Though the case investigation started before the COVID-19 outbreak, it clearly sends out a message that violators of antitrust law will face tougher enforcement and hefty fine during the period of the pandemic.

II. A flexible application of antitrust rules to facilitate epidemic prevention and business recovery 

Such flexibility is reflected in the merger control regime and in the exemptions granted to certain cooperation of companies. 

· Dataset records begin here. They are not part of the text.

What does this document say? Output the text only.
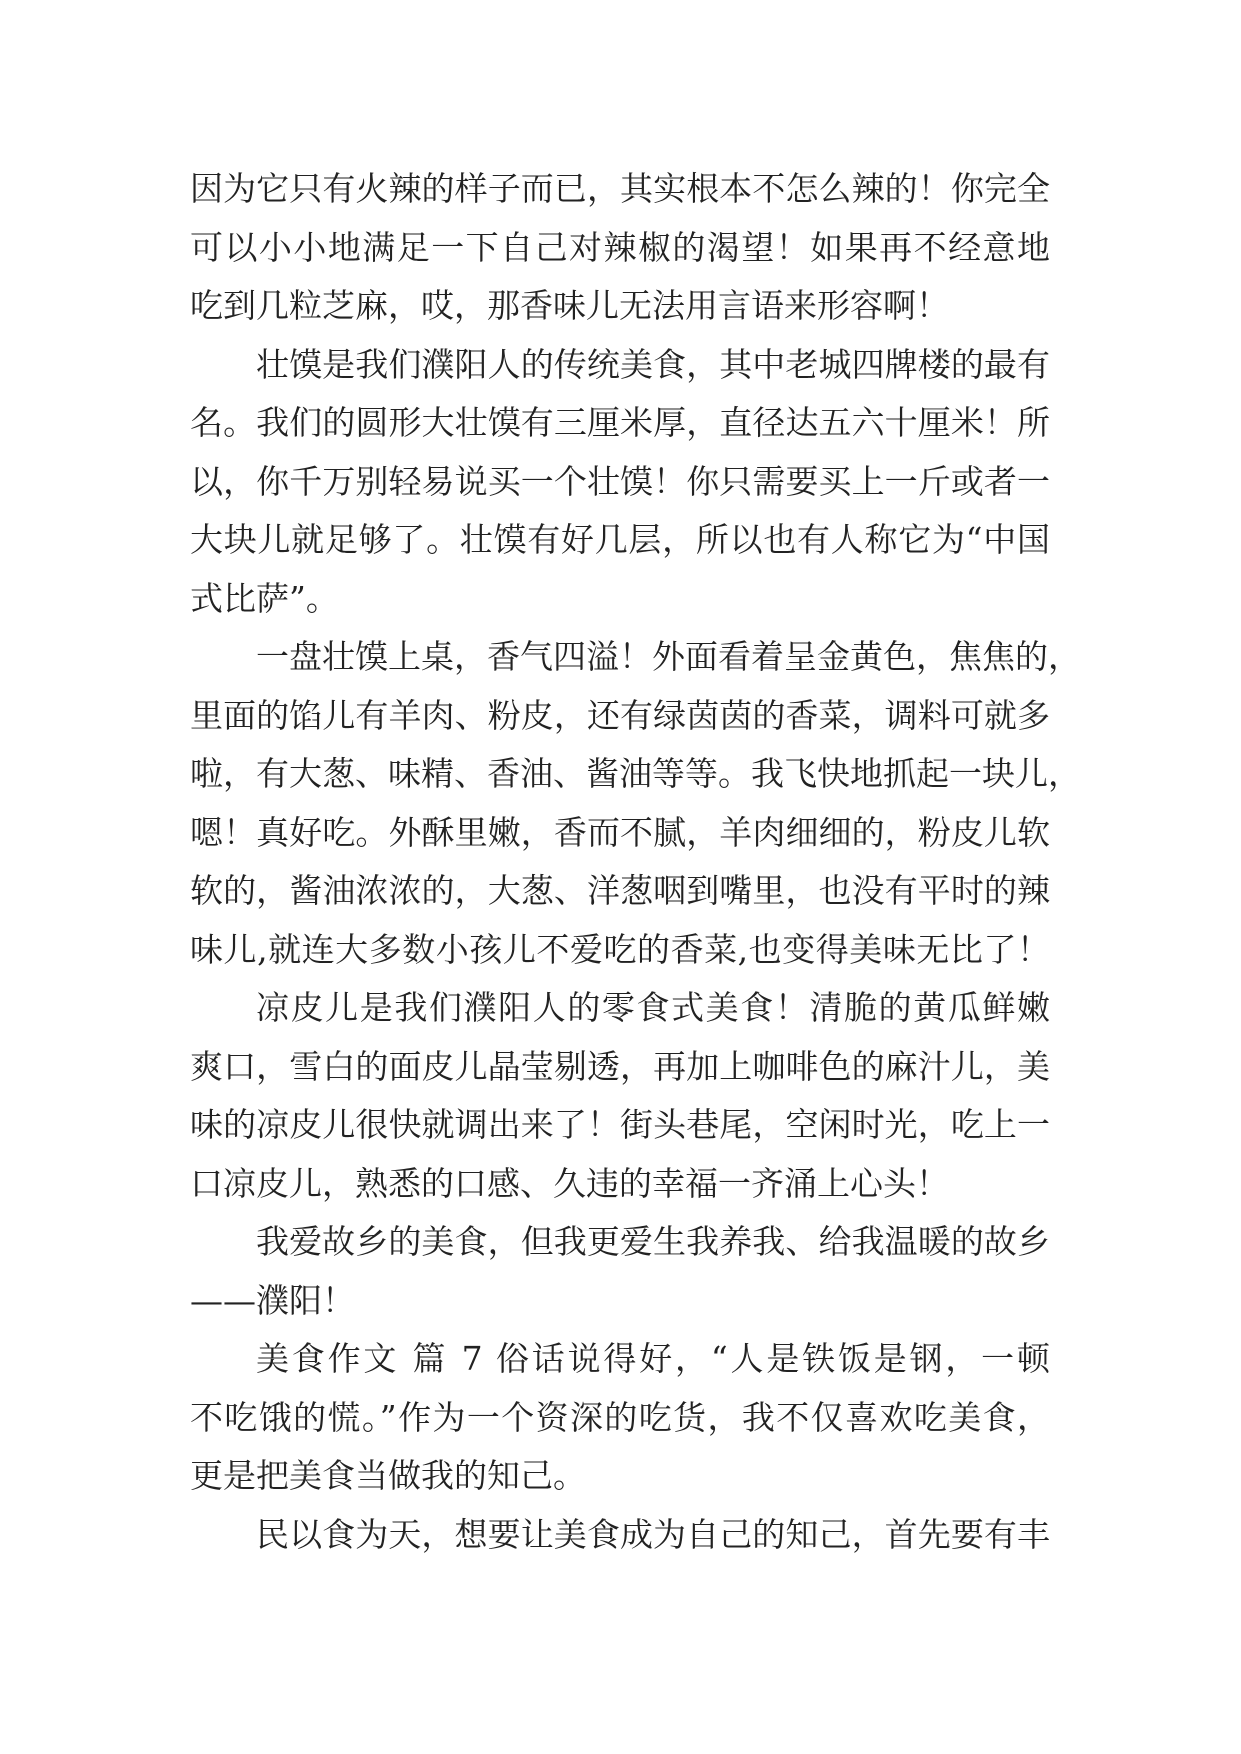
因为它只有火辣的样子而已，其实根本不怎么辣的！你完全
可以小小地满足一下自己对辣椒的渴望！如果再不经意地
吃到几粒芝麻，哎，那香味儿无法用言语来形容啊！
壮馍是我们濮阳人的传统美食，其中老城四牌楼的最有
名。我们的圆形大壮馍有三厘米厚，直径达五六十厘米！所
以，你千万别轻易说买一个壮馍！你只需要买上一斤或者一
大块儿就足够了。壮馍有好几层，所以也有人称它为“中国
式比萨”。
一盘壮馍上桌，香气四溢！外面看着呈金黄色，焦焦的，
里面的馅儿有羊肉、粉皮，还有绿茵茵的香菜，调料可就多
啦，有大葱、味精、香油、酱油等等。我飞快地抓起一块儿，
嗯！真好吃。外酥里嫩，香而不腻，羊肉细细的，粉皮儿软
软的，酱油浓浓的，大葱、洋葱咽到嘴里，也没有平时的辣
味儿,就连大多数小孩儿不爱吃的香菜,也变得美味无比了！
凉皮儿是我们濮阳人的零食式美食！清脆的黄瓜鲜嫩
爽口，雪白的面皮儿晶莹剔透，再加上咖啡色的麻汁儿，美
味的凉皮儿很快就调出来了！街头巷尾，空闲时光，吃上一
口凉皮儿，熟悉的口感、久违的幸福一齐涌上心头！
我爱故乡的美食，但我更爱生我养我、给我温暖的故乡
——濮阳！
美食作文 篇 7 俗话说得好，“人是铁饭是钢，一顿
不吃饿的慌。”作为一个资深的吃货，我不仅喜欢吃美食，
更是把美食当做我的知己。
民以食为天，想要让美食成为自己的知己，首先要有丰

i. Expedited review process in merger control 

In early February, SAMR adopted electronic merger filing instead of delivering hard copy submission. Since then, we have seen a more swift review process in merger control. Now SAMR is taking an even faster review mode for mergers in certain economic sectors. As stated in the announcement on 4 April, an expedited review process will be applied to those industries closely related to the epidemic prevention and people's daily lives, such as manufacture of medical equipment, food production, transportation etc., as well as those greatly affectedly by the pandemic, such as catering, accommodation, tourism etc., and also be applied to those mergers that are for resumption of work.

ii. Exemption on cooperation of companies

SAMR announced that it will grant exemptions to certain cooperation for the purpose of epidemic prevention and work assumption. Such cooperation include (1) new products development in the fields of drugs and vaccines, (2) product specifications and standards unification that increase product quality, (3) disaster mitigation cooperation that enhances public welfare, (4) cooperation that increases the efficiency and competitiveness of small and medium-sized companies etc.

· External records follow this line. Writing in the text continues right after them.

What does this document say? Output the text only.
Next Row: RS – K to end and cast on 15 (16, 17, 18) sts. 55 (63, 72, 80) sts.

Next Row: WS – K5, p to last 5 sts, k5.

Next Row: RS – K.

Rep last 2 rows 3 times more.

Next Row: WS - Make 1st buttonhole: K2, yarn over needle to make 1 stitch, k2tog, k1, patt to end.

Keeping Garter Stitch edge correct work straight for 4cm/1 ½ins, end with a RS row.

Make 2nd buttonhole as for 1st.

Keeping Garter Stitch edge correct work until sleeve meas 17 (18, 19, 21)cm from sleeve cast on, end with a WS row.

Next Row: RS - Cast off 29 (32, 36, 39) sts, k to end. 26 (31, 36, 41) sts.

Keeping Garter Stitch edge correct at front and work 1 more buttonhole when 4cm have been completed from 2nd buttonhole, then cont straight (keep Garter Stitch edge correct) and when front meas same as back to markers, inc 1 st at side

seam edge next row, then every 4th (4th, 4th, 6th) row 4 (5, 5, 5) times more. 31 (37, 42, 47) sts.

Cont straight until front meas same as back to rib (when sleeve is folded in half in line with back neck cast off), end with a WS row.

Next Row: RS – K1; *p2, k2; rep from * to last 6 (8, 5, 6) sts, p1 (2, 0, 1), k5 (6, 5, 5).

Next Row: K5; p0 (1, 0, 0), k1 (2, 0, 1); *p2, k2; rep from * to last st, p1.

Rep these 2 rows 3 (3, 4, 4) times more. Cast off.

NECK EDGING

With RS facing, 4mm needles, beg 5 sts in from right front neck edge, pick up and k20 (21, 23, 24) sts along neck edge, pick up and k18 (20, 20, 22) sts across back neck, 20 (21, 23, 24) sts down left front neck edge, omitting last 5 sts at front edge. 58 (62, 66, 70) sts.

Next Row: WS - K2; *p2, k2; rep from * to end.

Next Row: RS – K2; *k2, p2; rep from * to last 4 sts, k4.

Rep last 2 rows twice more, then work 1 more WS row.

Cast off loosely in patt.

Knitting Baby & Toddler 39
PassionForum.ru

Although Article 15 of the Anti-monopoly law of China stipulates that agreements satisfying certain conditions, such as for innovation of technology or promoting public interests, will be exempted, this clause has never been applied in any public case. It is for the first time that SAMR specifies the specific situations of the exemptions. With the more lenient approach in action, it provides to companies guidance on cooperation in times of COVID-19.

III. Policy support for the Fair Competition Review System 

Beside the above enforcement, SAMR will also strengthen the policy support for the Fair Competition Review System ("FCRS"), which requires each government body to conduct a self-review when formulating new business-related rules or policies to avoid incurring anti-competitive effect. 

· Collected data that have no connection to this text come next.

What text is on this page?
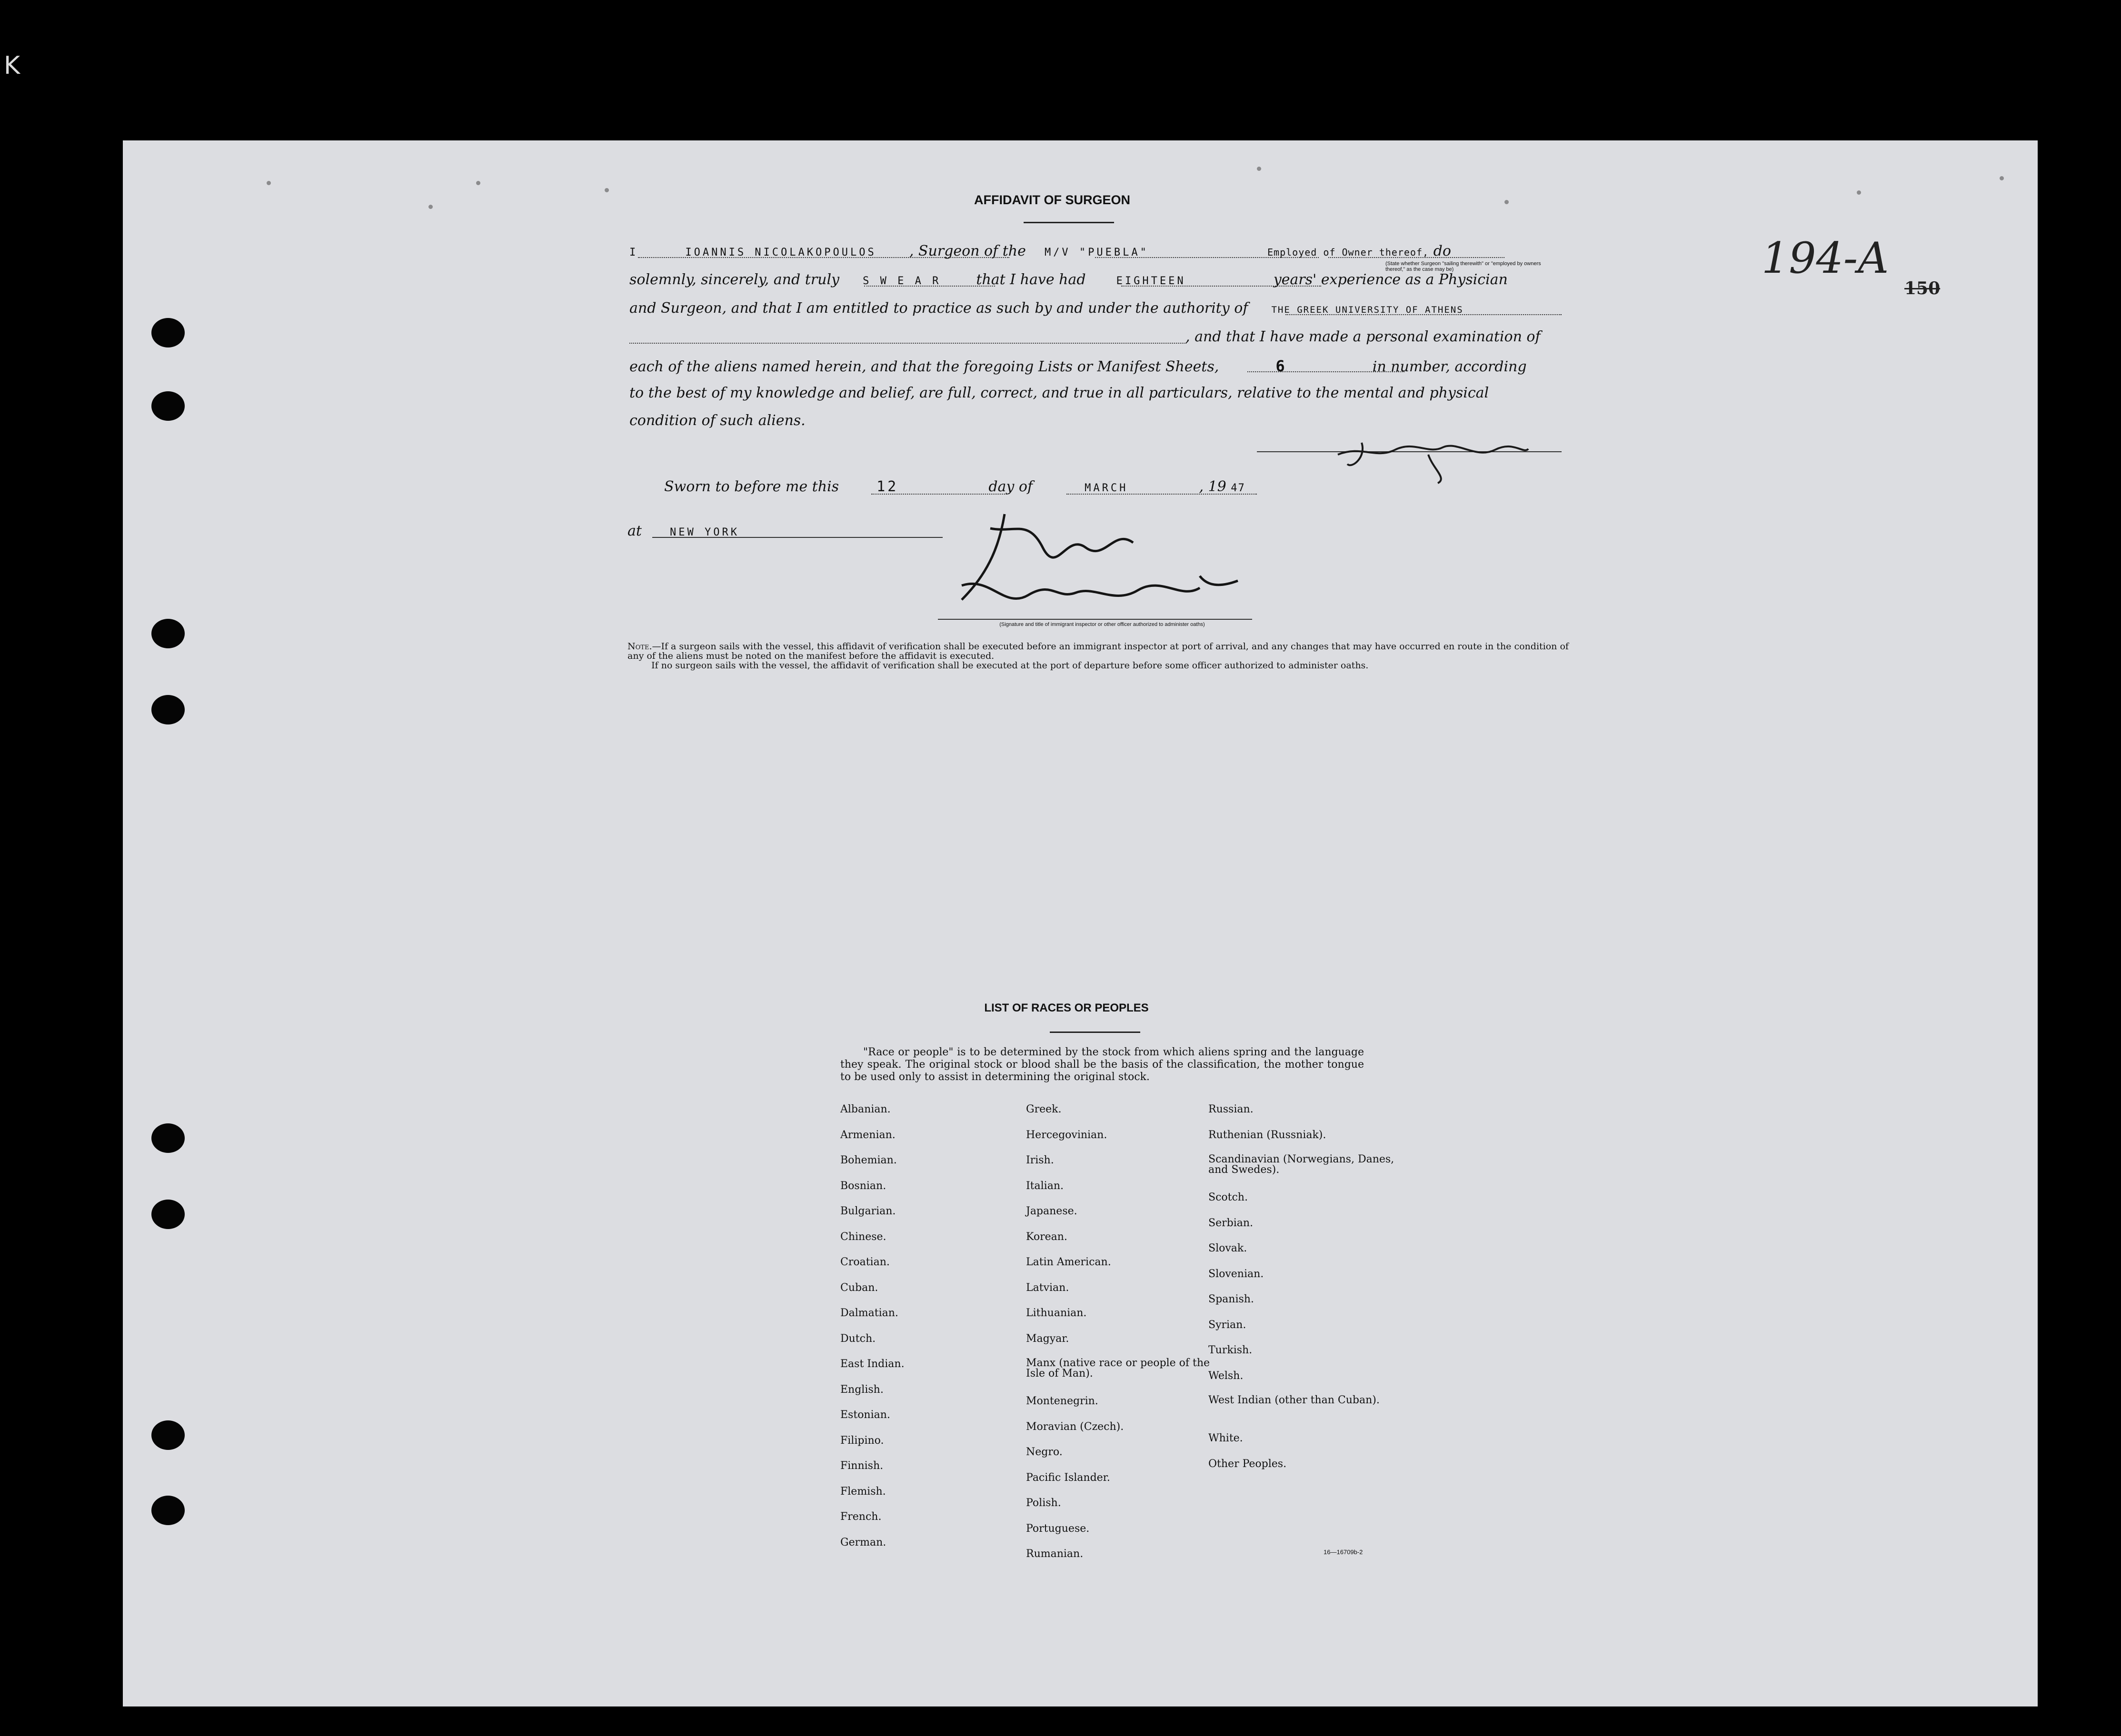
K
AFFIDAVIT OF SURGEON
I	IOANNIS NICOLAKOPOULOS , Surgeon of the M/V "PUEBLA"	Employed of Owner thereof, do
(State whether Surgeon "sailing therewith" or "employed by owners thereof," as the case may be)
solemnly, sincerely, and truly S W E A R that I have had	EIGHTEEN	years' experience as a Physician
and Surgeon, and that I am entitled to practice as such by and under the authority of	THE GREEK UNIVERSITY OF ATHENS
, and that I have made a personal examination of
each of the aliens named herein, and that the foregoing Lists or Manifest Sheets,	6	in number, according
to the best of my knowledge and belief, are full, correct, and true in all particulars, relative to the mental and physical
condition of such aliens.
Sworn to before me this	12	day of	MARCH	, 19 47
at	NEW YORK
(Signature and title of immigrant inspector or other officer authorized to administer oaths)
Note.—If a surgeon sails with the vessel, this affidavit of verification shall be executed before an immigrant inspector at port of arrival, and any changes that may have occurred en route in the condition of any of the aliens must be noted on the manifest before the affidavit is executed.
If no surgeon sails with the vessel, the affidavit of verification shall be executed at the port of departure before some officer authorized to administer oaths.
194-A
150
LIST OF RACES OR PEOPLES
"Race or people" is to be determined by the stock from which aliens spring and the language they speak. The original stock or blood shall be the basis of the classification, the mother tongue to be used only to assist in determining the original stock.
Albanian.
Armenian.
Bohemian.
Bosnian.
Bulgarian.
Chinese.
Croatian.
Cuban.
Dalmatian.
Dutch.
East Indian.
English.
Estonian.
Filipino.
Finnish.
Flemish.
French.
German.
Greek.
Hercegovinian.
Irish.
Italian.
Japanese.
Korean.
Latin American.
Latvian.
Lithuanian.
Magyar.
Manx (native race or people of the Isle of Man).
Montenegrin.
Moravian (Czech).
Negro.
Pacific Islander.
Polish.
Portuguese.
Rumanian.
Russian.
Ruthenian (Russniak).
Scandinavian (Norwegians, Danes, and Swedes).
Scotch.
Serbian.
Slovak.
Slovenian.
Spanish.
Syrian.
Turkish.
Welsh.
West Indian (other than Cuban).
White.
Other Peoples.
16—16709b-2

During the times of the coronavirus, it is expected that large numbers of policies will be issued by different levels of government, which highlights the need of FCRS. As reported, the Beijing Municipal Financial Bureau so far has issued more than 20 policies related to epidemic prevention and business recovery, and though the mechanism of diligent review by different parties, including different authorities and scholars, the bureau has eliminated the clauses that potentially may raise competitive concern. 

One matter of FCRS that worth attention is about the prepaid vouchers issued by local governments. As a way to boost consumption, the local governments of more than 50 cities so far have distributed to citizens prepaid vouchers. Sometimes the vouchers were handed out through one single electronic platform, i.e. a payment APP, and people need to use the platform to get the vouchers. It therefore leads to the question of whether this constitute administrative monopoly. Currently the general understanding is that the policy to issue vouchers also fall under FCRS and diligent review should be made.